Die Stromberger daheim hatten inzwischen die Kaiserlichen gesehen
und das Schießen drunten im Tal gehört und da sie niemand
zurückkehren sahen, mit Recht daraus geschlossen, daß ihr Hochzeiter
sich zwischen den kaiserlichen und fremden Reitern befand. Hart gemacht durch
harte Zeiten, verstanden sie sich, zumal das Feuer aufgehört hatte,
daß man nichts Gescheiteres tun könne, als die Hochzeit, so gut es
mit fremden Spenden gehen mochte, wieder herzurichten und auf den lang
verweilenden Hochzeitsmann zu warten.
Nicht mehr so recht wollte Fröhlichkeit aufkommen, hatten
doch die Schweden in aller Eile Kästen und Schränke erbrochen und
Hemd und Kamisol, was nicht mitgehen konnte, verdreckt und vertan.

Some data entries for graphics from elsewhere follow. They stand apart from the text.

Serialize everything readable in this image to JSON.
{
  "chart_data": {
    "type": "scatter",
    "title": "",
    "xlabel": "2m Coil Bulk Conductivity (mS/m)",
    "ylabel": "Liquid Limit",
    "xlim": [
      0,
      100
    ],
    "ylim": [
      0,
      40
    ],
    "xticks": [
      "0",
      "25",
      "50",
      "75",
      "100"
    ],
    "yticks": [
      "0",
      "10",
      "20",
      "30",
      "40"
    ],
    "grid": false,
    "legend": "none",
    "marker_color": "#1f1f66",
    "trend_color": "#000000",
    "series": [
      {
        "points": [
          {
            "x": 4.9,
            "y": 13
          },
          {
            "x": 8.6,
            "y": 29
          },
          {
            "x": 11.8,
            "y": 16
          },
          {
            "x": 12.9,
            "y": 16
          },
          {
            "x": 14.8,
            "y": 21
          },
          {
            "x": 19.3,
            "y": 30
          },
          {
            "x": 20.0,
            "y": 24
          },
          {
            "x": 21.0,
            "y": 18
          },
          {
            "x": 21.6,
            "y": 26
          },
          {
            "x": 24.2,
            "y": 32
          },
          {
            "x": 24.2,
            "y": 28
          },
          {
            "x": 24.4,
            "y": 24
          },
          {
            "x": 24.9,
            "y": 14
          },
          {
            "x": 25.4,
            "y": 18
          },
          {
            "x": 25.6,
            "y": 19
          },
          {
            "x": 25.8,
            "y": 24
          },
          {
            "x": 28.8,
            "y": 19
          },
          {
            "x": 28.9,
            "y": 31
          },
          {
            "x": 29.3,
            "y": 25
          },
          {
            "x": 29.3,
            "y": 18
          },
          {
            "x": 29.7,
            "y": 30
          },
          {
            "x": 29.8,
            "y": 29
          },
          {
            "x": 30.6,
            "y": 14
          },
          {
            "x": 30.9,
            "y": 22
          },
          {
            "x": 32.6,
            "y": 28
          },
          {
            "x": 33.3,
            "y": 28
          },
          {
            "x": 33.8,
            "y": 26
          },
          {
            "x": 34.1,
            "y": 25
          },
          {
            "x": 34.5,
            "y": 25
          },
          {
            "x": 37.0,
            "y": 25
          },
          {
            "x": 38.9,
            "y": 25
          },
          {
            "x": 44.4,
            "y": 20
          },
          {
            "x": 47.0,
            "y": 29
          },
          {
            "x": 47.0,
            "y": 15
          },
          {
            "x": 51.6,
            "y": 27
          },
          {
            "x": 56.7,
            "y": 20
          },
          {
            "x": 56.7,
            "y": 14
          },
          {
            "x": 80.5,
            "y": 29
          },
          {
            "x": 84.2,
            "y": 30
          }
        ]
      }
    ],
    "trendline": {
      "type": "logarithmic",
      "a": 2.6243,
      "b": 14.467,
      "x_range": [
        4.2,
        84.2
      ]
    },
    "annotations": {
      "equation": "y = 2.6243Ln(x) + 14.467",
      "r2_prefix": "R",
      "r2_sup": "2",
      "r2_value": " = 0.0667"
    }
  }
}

Die Lugposten brachten da plötzlich den jungen Bruder
Johannes an und gleichzeitig die Märe von dem tapferen Bräutigam und
Dachreiter zu Sayn. Das gab dann ein Lärmen, Begrüßen und
Freuen und nur die schämige Braut traute sich nicht an den Johannes ran,
denn ihr lag es fern, den heiligen Rock zu entweihen. Nun kam der Arme doch zum
zweitenmal an diesem Tage in große Not, denn waren ihm eben noch die
schwedischen Schnauzbärte über den Hals gekommen, so war es jetzt
seine eigene geliebte Frau, die vor ihm zurückwich, als sei er der
leibhaftige ,,Gottseibeiuns." Aber die gewiefte Schwiegermutter wußte
auch hier guten Rat und da das Kriegsvolk tatsächlich keinen einzigen
Männerrock ungeschoren gelassen, saß in allen Ehren lieblich mit
Schnepptaille und Klunker angetan, der brave Bräutigam neben seiner hold
errötenden Braut.
So kam es, daß am Tag des Schwedenputsches auf Sayn anno
1632, der junge Bauer Kalb aus Stromberg, am selben Tag Hochzeiter,
Klosterbruder und Frauenzimmer gewesen und noch vor kanpp hundert Jahren zeigte
der Wirt des Dorfes einen Silberbecher mit gräflich Sayn'schem Wappen und
zwei schwedischen Sattelpistolen, zum Andenken an den Schwedenputsch.